What does "conversational pace" mean?+
It means running slowly enough to speak in complete sentences without gasping. If you can't talk comfortably, slow down. Most runners run their easy days too fast. If it feels almost too easy, you're probably in the right zone.
Safety & Your Body+
What is the 10% rule?+
It means your weekly mileage should never increase by more than 10% from the previous week. This is one of the most well-established guidelines in running for preventing overuse injuries. Stride enforces this automatically, so you don't need to calculate it yourself.
Why can't I increase mileage faster?+
Your cardiovascular fitness improves faster than your tendons, ligaments, and bones can adapt. Increasing mileage too quickly is the leading cause of running injuries. The safety limits may feel conservative, but they keep you running consistently, which matters more than any single big week.

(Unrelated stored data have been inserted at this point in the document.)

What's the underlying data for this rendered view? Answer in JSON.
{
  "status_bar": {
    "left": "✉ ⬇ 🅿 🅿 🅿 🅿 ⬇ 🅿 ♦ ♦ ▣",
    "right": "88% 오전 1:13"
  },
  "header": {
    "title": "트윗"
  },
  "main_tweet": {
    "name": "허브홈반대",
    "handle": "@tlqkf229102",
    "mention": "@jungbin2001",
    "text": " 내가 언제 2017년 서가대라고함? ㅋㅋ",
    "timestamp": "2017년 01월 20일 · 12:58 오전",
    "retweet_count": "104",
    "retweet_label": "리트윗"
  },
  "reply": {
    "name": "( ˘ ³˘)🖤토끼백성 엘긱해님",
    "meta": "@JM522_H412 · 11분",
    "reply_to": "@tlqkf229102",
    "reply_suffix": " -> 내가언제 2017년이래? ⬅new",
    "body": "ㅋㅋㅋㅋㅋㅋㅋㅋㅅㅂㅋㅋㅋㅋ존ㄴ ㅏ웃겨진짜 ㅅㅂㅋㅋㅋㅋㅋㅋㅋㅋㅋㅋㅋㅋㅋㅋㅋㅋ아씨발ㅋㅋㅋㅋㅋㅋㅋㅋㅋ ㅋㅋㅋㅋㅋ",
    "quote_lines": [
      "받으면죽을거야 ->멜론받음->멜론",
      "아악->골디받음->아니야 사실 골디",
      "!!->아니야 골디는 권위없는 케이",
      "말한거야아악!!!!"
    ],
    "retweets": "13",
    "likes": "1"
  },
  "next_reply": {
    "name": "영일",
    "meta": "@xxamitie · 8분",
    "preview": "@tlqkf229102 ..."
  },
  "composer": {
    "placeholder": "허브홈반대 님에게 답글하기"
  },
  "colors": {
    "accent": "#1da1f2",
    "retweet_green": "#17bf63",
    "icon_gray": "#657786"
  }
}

How does Stride prevent overtraining?+
Multiple layers: the 10% weekly increase rule, mandatory step-back weeks, no back-to-back hard days, and progressive long run limits. These constraints are enforced as the final validation step of every plan and cannot be overridden.
Should I run through pain?+
No. Discomfort during hard workouts is normal, but sharp, persistent, or worsening pain is a signal to stop. A training plan can't replace medical advice. If something hurts, take a rest day and consult a healthcare professional if it persists.